Seluruh ulama sepakat bahwa perintah berpuasa telah ada jauh sebelum kedatangan Islam. Namun, yang masih menjadi persoalan adalah, perintah puasa semua umat terdahulu atau tidak, termasuk, apakah nabi Adam AS pernah berpuasa?
Persoalan ini berawal dari perbedaan penafsiran redaksi alladzina min qablikum dalam Q.S. Al-Baqarah [2] ayat 183. Menurut seorang ulama dari Mesir bernama Dr. Ali Ahmad al-Khatib, dalam karyanya yang telah dialihbahasakan berjudul Sejarah Puasa: Dari Nabi Adam hingga Nabi Muhammad, terdapat dua perbedaan penafsiran terkait redaksi tersebut.

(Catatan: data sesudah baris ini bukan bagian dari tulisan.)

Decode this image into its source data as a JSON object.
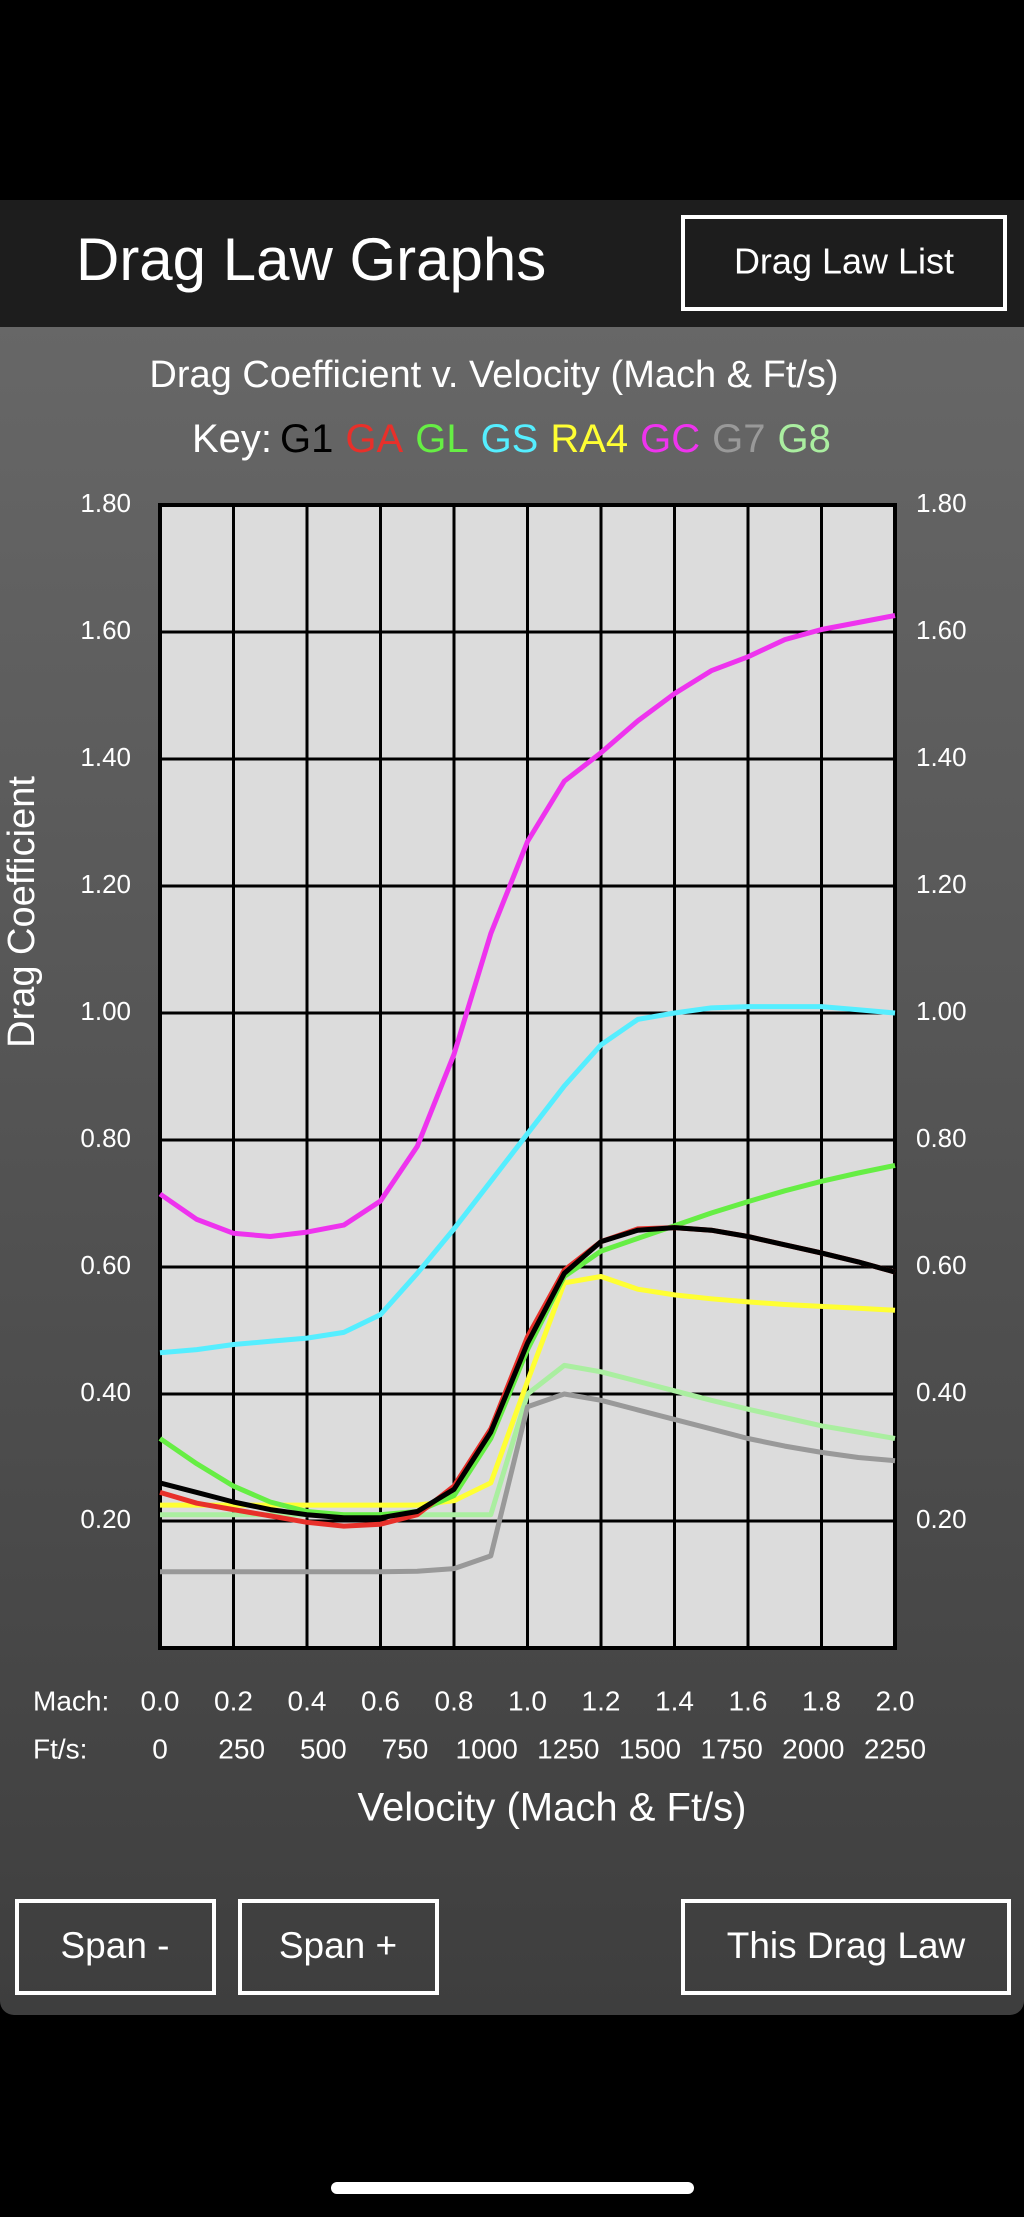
{
  "header": {
    "title": "Drag Law Graphs",
    "button": "Drag Law List"
  },
  "chart_data": {
    "type": "line",
    "title": "Drag Coefficient v. Velocity (Mach & Ft/s)",
    "legend_title": "Key:",
    "ylabel": "Drag Coefficient",
    "xlabel": "Velocity (Mach & Ft/s)",
    "x_row_label": "Mach:",
    "x2_row_label": "Ft/s:",
    "x": [
      0,
      0.1,
      0.2,
      0.3,
      0.4,
      0.5,
      0.6,
      0.7,
      0.8,
      0.9,
      1.0,
      1.1,
      1.2,
      1.3,
      1.4,
      1.5,
      1.6,
      1.7,
      1.8,
      1.9,
      2.0
    ],
    "xlim": [
      0,
      2.0
    ],
    "xticks": [
      {
        "value": 0,
        "label": "0.0"
      },
      0.2,
      0.4,
      0.6,
      0.8,
      {
        "value": 1.0,
        "label": "1.0"
      },
      1.2,
      1.4,
      1.6,
      1.8,
      {
        "value": 2.0,
        "label": "2.0"
      }
    ],
    "x2lim": [
      0,
      2250
    ],
    "x2ticks": [
      0,
      250,
      500,
      750,
      1000,
      1250,
      1500,
      1750,
      2000,
      2250
    ],
    "ylim": [
      0,
      1.8
    ],
    "yticks": [
      {
        "value": 0.2,
        "label": "0.20"
      },
      {
        "value": 0.4,
        "label": "0.40"
      },
      {
        "value": 0.6,
        "label": "0.60"
      },
      {
        "value": 0.8,
        "label": "0.80"
      },
      {
        "value": 1.0,
        "label": "1.00"
      },
      {
        "value": 1.2,
        "label": "1.20"
      },
      {
        "value": 1.4,
        "label": "1.40"
      },
      {
        "value": 1.6,
        "label": "1.60"
      },
      {
        "value": 1.8,
        "label": "1.80"
      }
    ],
    "grid": true,
    "series": [
      {
        "name": "G1",
        "color": "#000000",
        "values": [
          0.26,
          0.245,
          0.23,
          0.218,
          0.21,
          0.205,
          0.205,
          0.215,
          0.25,
          0.34,
          0.48,
          0.59,
          0.64,
          0.658,
          0.662,
          0.658,
          0.648,
          0.635,
          0.622,
          0.608,
          0.592
        ]
      },
      {
        "name": "GA",
        "color": "#e8302a",
        "values": [
          0.245,
          0.228,
          0.218,
          0.208,
          0.198,
          0.192,
          0.195,
          0.21,
          0.255,
          0.345,
          0.49,
          0.595,
          0.64,
          0.66,
          0.662,
          0.658,
          0.648,
          0.635,
          0.622,
          0.608,
          0.592
        ]
      },
      {
        "name": "GL",
        "color": "#66ee44",
        "values": [
          0.33,
          0.29,
          0.255,
          0.23,
          0.215,
          0.21,
          0.21,
          0.215,
          0.24,
          0.33,
          0.47,
          0.585,
          0.625,
          0.645,
          0.665,
          0.685,
          0.703,
          0.72,
          0.735,
          0.748,
          0.76
        ]
      },
      {
        "name": "GS",
        "color": "#55eeff",
        "values": [
          0.465,
          0.47,
          0.478,
          0.483,
          0.488,
          0.497,
          0.525,
          0.59,
          0.66,
          0.735,
          0.81,
          0.885,
          0.95,
          0.99,
          1.0,
          1.008,
          1.01,
          1.01,
          1.01,
          1.005,
          1.0
        ]
      },
      {
        "name": "RA4",
        "color": "#ffff33",
        "values": [
          0.225,
          0.225,
          0.225,
          0.225,
          0.225,
          0.225,
          0.225,
          0.225,
          0.232,
          0.26,
          0.42,
          0.575,
          0.585,
          0.565,
          0.556,
          0.55,
          0.545,
          0.541,
          0.538,
          0.535,
          0.532
        ]
      },
      {
        "name": "GC",
        "color": "#ee33ee",
        "values": [
          0.715,
          0.675,
          0.653,
          0.648,
          0.655,
          0.666,
          0.704,
          0.79,
          0.935,
          1.125,
          1.27,
          1.365,
          1.41,
          1.46,
          1.503,
          1.539,
          1.561,
          1.588,
          1.604,
          1.615,
          1.626
        ]
      },
      {
        "name": "G7",
        "color": "#999999",
        "values": [
          0.12,
          0.12,
          0.12,
          0.12,
          0.12,
          0.12,
          0.12,
          0.121,
          0.125,
          0.145,
          0.38,
          0.4,
          0.39,
          0.375,
          0.36,
          0.345,
          0.33,
          0.318,
          0.308,
          0.3,
          0.295
        ]
      },
      {
        "name": "G8",
        "color": "#aaeea0",
        "values": [
          0.21,
          0.21,
          0.21,
          0.21,
          0.21,
          0.21,
          0.21,
          0.21,
          0.21,
          0.21,
          0.4,
          0.445,
          0.435,
          0.42,
          0.405,
          0.39,
          0.376,
          0.363,
          0.35,
          0.34,
          0.33
        ]
      }
    ]
  },
  "footer_buttons": [
    "Span -",
    "Span +",
    "This Drag Law"
  ]
}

Pertama, sebagian ulama menganggap bahwa redaksi tersebut bersifat umum, artinya tidak terdapat batasan terkait umat mana saja yang pernah menerima perintah puasa. Dengan demikian, pendapat ini mengatakan bahwa seluruh umat manusia, mulai dari Nabi Adam hingga Nabi Muhammad pernah menerima perintah puasa, terlepas bagaimana tata cara puasa yang mereka laksanakan.

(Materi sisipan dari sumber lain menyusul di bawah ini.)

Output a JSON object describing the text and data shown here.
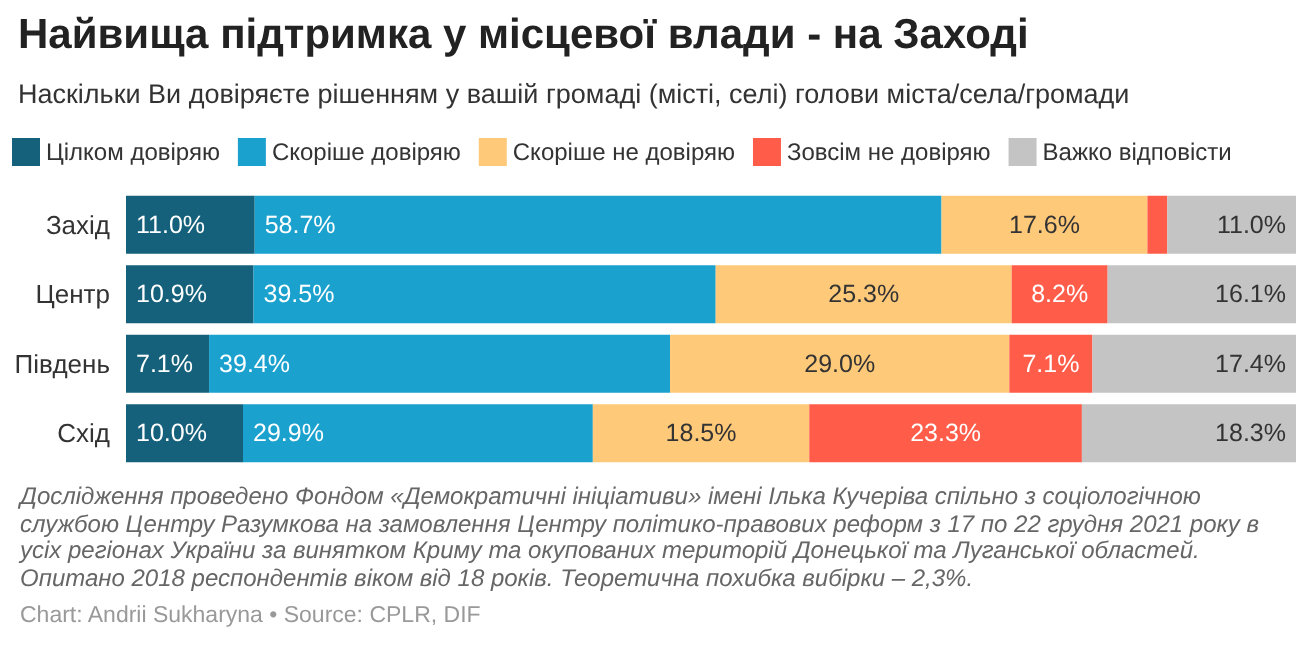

Kedua, sebagian ulama menganggap bahwa redaksi tersebut dimaksudkan khusus kepada umat Nabi Isa As. Argumennya, redaksi alladzina min qablikum perlu dibedakan dengan kullu al-ladzina min qablikum. Oleh karena itu, mereka berpendapat bahwa redaksi tersebut dikhususkan kepada umat terdahulu sebelum Islam secara langsung dalam sejarah, dalam hal ini umat Nabi Isa As.
Riwayat Tentang Nabi Adam AS Pernah Berpuasa
Dalam Islam, berita-berita tentang sesuatu yang gaib, seperti kehidupan setelah kematian, berita tentang kehidupan umat terdahulu, dan semacamnya, hanya bisa diperoleh melalu dalil-dalil naqli, baik itu Al-Quran maupun Sunnah. Terkait pertanyaan,”Apakah Nabi Adam As. berpuasa?” terdapat beberapa riwayat yang mengabarkan tentang puasa Nabi Adam dinukil oleh Dr. Ali Ahmad dalam bukunya.

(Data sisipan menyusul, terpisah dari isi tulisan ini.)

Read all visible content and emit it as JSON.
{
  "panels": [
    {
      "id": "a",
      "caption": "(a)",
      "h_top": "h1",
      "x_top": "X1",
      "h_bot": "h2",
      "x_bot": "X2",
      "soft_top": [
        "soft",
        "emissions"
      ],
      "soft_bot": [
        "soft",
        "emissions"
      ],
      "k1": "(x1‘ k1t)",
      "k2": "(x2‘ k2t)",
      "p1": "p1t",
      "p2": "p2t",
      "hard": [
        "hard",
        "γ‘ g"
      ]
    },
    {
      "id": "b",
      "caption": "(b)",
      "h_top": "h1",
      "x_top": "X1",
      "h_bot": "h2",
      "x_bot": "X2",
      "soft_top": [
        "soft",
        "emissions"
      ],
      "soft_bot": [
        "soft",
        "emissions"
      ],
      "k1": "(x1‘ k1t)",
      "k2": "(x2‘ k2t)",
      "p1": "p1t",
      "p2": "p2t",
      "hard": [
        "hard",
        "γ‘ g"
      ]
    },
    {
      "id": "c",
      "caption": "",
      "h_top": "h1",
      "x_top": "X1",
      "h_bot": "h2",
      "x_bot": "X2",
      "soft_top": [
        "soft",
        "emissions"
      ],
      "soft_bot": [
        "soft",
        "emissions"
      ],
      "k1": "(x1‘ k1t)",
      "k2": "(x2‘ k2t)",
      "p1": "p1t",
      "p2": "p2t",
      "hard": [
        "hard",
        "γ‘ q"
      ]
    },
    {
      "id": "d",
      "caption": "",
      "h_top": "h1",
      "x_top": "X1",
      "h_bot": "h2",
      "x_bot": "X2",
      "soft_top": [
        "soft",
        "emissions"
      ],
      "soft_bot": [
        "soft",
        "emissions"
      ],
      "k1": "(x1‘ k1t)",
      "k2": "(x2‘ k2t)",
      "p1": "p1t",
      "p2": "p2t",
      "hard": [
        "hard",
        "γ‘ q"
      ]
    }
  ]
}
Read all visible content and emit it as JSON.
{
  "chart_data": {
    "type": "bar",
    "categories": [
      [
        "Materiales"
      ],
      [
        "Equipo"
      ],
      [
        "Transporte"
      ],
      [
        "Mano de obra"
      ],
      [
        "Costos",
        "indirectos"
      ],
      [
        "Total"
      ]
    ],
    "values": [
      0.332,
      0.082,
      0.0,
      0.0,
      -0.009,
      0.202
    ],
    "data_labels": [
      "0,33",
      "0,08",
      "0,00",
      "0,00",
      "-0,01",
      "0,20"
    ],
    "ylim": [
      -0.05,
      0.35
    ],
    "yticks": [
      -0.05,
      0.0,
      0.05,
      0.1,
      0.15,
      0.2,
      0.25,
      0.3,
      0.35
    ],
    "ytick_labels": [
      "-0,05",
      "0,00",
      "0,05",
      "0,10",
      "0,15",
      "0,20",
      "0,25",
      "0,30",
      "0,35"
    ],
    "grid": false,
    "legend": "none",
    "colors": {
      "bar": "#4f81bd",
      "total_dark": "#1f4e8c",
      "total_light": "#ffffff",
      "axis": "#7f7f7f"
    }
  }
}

Pertama, riwayat yang ditulis oleh Abu Ishaq al-Tsa’labi dalam Ara`is fī Qasas al-Anbiya`, yaitu:
“Adam dan Hawa menangis karena keduanya tidak mendapatkan kesenangan surga selama kurang lebih 200 tahun. Keduanya tidak makan dan tidak minum selama 40 tahun, dan Adam tidak mendekati Hawa selama 100 tahun.”
Kedua, riwayat yang disandarkan kepada Musa bin Nasr al-Baghdadi, ia menuturkan: “Allah SWT mewajibkan atas umatku (Nabi Muhammad) berpuasa selama 30 hari (Ramadhan), dan atas umat lainnya dengan jumlah yang lebih atau kurang (dari jumlah tersebut), karena ketika Adam AS memakan buah Khuldi dan tersangkut di kerongkongannya selama 30 hari. Setelah Allah mengampuni dosanya, Dia memerintahnya untuk berpuasa selama 30 hari siang dan malam. Allah mewajibkan atasku dan umatku pada siang hari saja, dan (meski demikian) kami tidak makan di malam hari, itu merupakan karunia dari Allah SWT.”
Riwayat ini juga dapat dibaca dalam kitab Tanzih al-Syari’ah al-Marfu’ah ‘an al-Akhbar al-Syari’ah al-Maudhu’ah karya Abu al-Hasan al-Kannani.
Ketiga, riwayat yang disandarkan kepada sahabat ‘Abdullah bin Mas’ud Ra. yang cukup panjang tentang pertanyaan Ibn Mas’ud kepada Nabi Muhammad terkait puasa ayyamul bidh. Nabi menjawab bahwa dahulu puasa itu merupakan perintah Allah SWT kepada Nabi Adam AS setelah ia diturunkan ke bumi dalam keadaan kulit menghitam. Agar kulitnya kembali putih seperti sediakala, Allah memerintahkannya untuk berpuasa di hari ke-13. Sepertiga kulitnya pun menjadi putih, dilanjutkan puasa di hari ke-14 dan le-15 hingga seluruh kulitnya memutih kembali. Oleh karena itu, tanggal 13, 14, dan 15 pada setiap bulan disebut ayyamul bidh (hari-hari putih).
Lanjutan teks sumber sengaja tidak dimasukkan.